The city of Manchester has shown some great resilience in the days following the horrifying attacks on an Ariana Grande concert that left 22 dead. While Britain has been put on higher alert following the attack, the city won’t let itself be beaten by fear or hatred for those who attacked. Aside from opening their hearts to those affected immediately after the attacks, the city has shown unity and latched onto the Oasis hit “Don’t Look Back In Anger” as a rallying cry.
The citizens of Manchester first evoked the song at the vigil that took place shortly after the bombings. It was quite the spontaneous moment that truly spoke volumes about the city, something that was replicated on Saturday night during the first concert in the city since the deadly bombing.
50,000 people singing don’t look back in anger, gave me goosebumps pic.twitter.com/enNUwqC8rR
— Aston (@KingKozak) May 27, 2017
The Courteeners brought plenty of emotion with them to the Emirates Old Trafford Cricket Ground, performing to a sold-out crowd of hometown fans that seemed ready to have a good time. The band closed the show with the Oasis cover, doing the band proud with the help of the 50,000 fans in attendance. But even before the music started playing, the band set the tone for the evening with frontman Liam Fray reading the poem The Bees Still Buzz by Ryan Williams:
So, come at us again, and again if you must.
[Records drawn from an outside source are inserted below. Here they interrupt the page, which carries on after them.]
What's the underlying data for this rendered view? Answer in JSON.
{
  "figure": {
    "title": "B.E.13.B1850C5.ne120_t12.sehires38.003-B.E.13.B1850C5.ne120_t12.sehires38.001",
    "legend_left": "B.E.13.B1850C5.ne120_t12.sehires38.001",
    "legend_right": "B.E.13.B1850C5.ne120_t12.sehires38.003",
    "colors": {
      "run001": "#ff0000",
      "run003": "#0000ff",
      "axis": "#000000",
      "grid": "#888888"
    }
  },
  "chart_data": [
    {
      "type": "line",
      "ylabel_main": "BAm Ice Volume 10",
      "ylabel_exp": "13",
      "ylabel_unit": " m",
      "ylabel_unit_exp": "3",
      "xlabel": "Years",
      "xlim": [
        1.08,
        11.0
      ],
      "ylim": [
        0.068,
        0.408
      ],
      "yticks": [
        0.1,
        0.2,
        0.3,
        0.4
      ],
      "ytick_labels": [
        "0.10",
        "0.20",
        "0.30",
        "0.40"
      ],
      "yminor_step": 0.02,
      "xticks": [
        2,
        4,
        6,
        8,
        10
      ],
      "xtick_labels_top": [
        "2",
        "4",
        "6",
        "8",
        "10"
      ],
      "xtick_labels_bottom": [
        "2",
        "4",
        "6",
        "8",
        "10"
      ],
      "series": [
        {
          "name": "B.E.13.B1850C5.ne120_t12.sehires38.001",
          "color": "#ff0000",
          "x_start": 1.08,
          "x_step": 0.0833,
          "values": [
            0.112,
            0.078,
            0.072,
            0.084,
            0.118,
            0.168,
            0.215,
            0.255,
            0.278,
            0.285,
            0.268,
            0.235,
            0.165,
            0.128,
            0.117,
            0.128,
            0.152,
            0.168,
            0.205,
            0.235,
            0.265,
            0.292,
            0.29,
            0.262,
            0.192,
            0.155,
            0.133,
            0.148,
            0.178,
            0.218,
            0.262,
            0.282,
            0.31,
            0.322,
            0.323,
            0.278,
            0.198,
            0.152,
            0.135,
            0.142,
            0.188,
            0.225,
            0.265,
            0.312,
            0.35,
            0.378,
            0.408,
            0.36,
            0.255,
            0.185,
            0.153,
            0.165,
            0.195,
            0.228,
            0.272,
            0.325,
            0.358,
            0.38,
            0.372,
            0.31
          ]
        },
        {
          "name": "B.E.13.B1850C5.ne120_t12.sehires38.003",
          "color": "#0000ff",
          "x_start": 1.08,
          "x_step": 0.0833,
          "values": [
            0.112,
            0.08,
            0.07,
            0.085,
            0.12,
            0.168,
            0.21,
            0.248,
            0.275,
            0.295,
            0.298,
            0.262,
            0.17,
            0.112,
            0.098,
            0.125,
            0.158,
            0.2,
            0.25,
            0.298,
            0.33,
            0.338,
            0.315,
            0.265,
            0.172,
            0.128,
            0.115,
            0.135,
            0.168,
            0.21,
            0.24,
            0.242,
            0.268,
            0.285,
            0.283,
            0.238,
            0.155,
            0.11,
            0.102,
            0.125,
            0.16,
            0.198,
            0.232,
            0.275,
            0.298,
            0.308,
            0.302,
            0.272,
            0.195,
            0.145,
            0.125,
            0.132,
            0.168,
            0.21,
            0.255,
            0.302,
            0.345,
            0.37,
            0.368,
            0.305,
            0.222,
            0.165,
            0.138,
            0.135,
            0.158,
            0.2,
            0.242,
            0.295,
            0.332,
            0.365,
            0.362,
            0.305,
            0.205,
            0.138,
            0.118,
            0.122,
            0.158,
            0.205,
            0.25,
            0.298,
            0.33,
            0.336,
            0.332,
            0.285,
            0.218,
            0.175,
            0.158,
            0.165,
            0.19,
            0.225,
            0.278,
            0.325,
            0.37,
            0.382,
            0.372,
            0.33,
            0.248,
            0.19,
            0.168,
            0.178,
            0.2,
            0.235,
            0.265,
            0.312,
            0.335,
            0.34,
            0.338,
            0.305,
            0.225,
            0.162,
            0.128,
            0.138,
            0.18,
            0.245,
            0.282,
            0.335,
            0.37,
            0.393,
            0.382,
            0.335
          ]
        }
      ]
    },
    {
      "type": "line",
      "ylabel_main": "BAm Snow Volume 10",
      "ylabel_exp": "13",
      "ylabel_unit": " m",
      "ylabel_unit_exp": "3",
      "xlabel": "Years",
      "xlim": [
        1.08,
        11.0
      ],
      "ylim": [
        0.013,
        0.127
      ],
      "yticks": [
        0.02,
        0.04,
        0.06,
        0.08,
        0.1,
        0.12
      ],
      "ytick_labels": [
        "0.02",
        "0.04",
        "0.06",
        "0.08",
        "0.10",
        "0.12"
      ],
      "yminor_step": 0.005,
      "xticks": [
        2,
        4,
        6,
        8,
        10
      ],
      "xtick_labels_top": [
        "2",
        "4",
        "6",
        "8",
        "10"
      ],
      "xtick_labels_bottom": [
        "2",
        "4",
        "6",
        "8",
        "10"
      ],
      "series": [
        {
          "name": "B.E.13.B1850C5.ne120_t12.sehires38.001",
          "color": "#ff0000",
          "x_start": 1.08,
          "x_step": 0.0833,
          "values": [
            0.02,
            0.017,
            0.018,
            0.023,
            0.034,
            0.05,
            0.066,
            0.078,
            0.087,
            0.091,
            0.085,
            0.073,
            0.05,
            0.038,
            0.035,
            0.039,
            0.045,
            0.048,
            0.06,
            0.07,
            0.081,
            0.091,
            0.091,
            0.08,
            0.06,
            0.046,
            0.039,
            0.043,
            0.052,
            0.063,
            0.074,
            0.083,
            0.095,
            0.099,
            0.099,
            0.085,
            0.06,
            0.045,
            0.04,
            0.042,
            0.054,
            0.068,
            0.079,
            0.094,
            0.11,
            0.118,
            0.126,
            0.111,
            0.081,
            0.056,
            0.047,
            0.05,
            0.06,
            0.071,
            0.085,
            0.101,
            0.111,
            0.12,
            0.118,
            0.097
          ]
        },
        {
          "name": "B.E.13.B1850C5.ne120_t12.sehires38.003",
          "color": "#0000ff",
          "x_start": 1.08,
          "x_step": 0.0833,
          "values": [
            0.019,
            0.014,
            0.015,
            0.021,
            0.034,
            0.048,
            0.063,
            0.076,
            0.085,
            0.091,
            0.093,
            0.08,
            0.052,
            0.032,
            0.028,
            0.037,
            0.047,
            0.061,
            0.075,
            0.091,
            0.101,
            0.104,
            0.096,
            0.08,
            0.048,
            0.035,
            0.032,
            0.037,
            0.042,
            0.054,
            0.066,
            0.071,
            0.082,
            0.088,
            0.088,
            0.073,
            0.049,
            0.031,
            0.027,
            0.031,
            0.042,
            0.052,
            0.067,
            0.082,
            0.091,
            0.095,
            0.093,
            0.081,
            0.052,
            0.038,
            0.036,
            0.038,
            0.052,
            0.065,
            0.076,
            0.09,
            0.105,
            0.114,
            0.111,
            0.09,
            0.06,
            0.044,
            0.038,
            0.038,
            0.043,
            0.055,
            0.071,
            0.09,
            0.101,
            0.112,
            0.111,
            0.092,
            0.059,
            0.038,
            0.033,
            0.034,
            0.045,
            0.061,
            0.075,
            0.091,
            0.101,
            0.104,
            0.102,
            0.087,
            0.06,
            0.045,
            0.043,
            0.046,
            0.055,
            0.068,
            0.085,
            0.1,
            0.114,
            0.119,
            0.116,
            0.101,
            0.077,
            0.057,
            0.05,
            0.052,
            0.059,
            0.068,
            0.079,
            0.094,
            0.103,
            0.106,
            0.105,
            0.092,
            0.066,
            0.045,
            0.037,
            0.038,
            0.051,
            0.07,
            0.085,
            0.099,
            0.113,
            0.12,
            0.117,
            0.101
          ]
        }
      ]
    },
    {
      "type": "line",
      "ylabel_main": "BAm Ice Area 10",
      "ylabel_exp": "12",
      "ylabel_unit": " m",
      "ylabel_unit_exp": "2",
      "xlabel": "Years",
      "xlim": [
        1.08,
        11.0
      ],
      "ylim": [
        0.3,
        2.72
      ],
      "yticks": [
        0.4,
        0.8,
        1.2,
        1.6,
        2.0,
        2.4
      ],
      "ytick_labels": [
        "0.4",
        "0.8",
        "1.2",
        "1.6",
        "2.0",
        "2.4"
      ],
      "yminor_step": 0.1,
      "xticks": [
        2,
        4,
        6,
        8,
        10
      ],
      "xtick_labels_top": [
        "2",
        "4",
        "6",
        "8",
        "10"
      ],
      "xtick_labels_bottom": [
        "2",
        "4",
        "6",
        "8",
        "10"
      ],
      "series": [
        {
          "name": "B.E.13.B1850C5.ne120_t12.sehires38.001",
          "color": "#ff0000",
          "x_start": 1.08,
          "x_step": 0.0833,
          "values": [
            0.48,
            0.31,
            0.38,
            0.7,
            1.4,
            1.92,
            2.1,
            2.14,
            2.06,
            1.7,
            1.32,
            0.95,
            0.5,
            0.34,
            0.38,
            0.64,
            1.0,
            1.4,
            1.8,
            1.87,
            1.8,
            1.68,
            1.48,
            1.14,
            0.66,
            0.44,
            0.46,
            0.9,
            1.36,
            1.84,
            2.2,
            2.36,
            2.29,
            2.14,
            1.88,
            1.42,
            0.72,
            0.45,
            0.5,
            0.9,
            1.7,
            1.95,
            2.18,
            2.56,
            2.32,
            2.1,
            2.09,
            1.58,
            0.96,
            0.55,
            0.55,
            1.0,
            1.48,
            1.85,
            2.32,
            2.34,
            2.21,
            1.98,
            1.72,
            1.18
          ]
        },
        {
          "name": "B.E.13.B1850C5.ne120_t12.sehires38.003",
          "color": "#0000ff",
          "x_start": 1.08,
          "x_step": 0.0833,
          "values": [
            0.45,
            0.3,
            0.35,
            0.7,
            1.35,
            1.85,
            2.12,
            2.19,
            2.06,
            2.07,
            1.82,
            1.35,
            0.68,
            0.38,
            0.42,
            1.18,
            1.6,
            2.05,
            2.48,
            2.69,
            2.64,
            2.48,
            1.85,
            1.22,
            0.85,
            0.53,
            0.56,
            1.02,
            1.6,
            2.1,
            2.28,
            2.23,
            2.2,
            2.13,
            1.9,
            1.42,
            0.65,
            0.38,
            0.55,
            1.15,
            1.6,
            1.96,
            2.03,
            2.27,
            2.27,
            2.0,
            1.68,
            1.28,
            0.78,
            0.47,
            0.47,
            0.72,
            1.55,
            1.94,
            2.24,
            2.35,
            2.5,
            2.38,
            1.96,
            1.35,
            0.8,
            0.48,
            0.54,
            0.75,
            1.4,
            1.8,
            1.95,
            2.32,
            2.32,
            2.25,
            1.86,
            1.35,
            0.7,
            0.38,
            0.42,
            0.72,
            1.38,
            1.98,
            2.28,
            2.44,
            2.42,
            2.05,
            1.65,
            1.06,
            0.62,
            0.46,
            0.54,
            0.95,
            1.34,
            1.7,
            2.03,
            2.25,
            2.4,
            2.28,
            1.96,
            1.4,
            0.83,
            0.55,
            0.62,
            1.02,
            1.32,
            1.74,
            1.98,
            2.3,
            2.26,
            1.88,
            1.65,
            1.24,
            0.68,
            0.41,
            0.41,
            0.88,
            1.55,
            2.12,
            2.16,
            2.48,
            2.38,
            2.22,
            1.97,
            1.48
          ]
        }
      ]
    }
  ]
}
Time after time we’ll rise from the dust.
You’ll never prevail – not against us…
This is Manchester, our MANCHESTER
And the bees still buzz!
The concert was also the first test of any new security measures, with the Old Trafford tweeting out important directions and guidelines for concertgoers before heading out to the stadium. It is clear that lessons were learned from the events at the Manchester Arena and precautions are being taken to avoid another tragic incident.
If anything, Saturday’s concert stands as a message that attacks and terror can’t derail a community of people who support each other. Putting aside differences and making an effort to help instead of hate seems to be working, at least to get the city past what happened.